A study from the Charlotte Lozier Institute estimates that the Hyde Amendment has saved more than 2.6 million lives. According to a poll conducted by the Marist Institute for Public Opinion, which was commissioned by the Knights of Columbus, nearly 6 in 10 Americans oppose tax funding for abortions.
However, in recent years, many Democratic politicians have tried to keep the rule out of spending bills. Former President Joe Biden abandoned the Hyde Amendment in budget proposals, but it was ultimately included in the final compromise versions that became law.
Marjorie Dannenfelser, president of Susan B. Anthony Pro-Life America, criticized Trump for urging flexibility on the provision, calling its support “an unshakeable bedrock principle and a minimum standard in the Republican Party.”
Dannenfelser said Republicans “are sure to lose this November” if they abandon Hyde: “The voters sent a [Republican] trifecta to Washington and they expect it to govern like one.”
“Giving in to Democrat demands that our tax dollars are used to fund plans that cover abortion on demand until birth would be a massive betrayal,” she said.
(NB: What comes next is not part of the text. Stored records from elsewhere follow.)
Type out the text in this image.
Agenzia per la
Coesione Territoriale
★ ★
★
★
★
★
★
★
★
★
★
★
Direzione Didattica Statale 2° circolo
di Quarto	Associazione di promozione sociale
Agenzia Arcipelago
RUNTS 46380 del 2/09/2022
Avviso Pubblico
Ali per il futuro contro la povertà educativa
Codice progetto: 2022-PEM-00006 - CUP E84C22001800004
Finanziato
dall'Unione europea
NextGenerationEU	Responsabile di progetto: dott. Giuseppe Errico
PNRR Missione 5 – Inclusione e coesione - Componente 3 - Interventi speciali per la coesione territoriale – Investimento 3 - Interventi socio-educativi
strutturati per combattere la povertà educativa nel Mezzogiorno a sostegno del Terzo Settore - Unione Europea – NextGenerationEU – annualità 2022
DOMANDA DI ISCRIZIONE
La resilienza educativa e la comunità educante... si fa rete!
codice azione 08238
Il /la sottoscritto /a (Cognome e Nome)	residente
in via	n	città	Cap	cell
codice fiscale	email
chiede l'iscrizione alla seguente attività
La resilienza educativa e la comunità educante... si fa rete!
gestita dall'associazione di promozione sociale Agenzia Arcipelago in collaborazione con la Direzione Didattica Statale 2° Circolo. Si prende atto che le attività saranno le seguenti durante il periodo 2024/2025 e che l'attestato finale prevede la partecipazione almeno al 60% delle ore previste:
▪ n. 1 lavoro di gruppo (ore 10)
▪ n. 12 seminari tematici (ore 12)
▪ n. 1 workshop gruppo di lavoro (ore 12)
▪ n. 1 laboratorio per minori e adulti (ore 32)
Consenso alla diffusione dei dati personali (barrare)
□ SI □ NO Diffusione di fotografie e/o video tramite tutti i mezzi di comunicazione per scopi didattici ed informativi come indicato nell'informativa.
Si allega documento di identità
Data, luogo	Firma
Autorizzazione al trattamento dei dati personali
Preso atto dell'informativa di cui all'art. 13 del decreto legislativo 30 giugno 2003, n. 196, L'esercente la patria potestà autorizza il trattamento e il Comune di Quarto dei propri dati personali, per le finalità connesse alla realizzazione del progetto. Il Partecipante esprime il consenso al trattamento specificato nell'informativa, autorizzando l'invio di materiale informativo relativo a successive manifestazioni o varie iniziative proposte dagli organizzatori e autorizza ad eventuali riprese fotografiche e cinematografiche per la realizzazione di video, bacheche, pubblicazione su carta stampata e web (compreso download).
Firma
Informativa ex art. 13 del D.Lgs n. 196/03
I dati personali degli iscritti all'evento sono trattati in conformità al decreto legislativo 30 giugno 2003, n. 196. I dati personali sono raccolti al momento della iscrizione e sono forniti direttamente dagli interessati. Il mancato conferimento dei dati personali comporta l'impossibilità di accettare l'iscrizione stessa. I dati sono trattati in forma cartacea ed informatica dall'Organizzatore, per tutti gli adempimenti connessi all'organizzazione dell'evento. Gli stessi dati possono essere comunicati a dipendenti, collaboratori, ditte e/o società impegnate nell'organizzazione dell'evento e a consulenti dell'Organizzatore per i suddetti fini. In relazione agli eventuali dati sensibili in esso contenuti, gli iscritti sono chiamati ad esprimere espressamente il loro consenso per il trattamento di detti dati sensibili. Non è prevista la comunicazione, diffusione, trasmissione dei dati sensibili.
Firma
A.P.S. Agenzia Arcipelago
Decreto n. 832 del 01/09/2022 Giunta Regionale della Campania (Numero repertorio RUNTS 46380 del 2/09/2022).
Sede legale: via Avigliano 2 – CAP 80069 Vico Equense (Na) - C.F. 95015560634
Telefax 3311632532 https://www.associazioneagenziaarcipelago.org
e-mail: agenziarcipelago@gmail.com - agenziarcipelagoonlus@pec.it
Dannenfelser also noted that, before these comments, Trump has consistently supported the Hyde Amendment. The president issued an executive order in January on enforcing the Hyde Amendment that accused Biden’s administration of disregarding this “commonsense policy.”
“For nearly five decades, the Congress has annually enacted the Hyde Amendment and similar laws that prevent federal funding of elective abortion, reflecting a long-standing consensus that American taxpayers should not be forced to pay for that practice,” the executive order reads.
“It is the policy of the United States, consistent with the Hyde Amendment, to end the forced use of federal taxpayer dollars to fund or promote elective abortion,” it adds.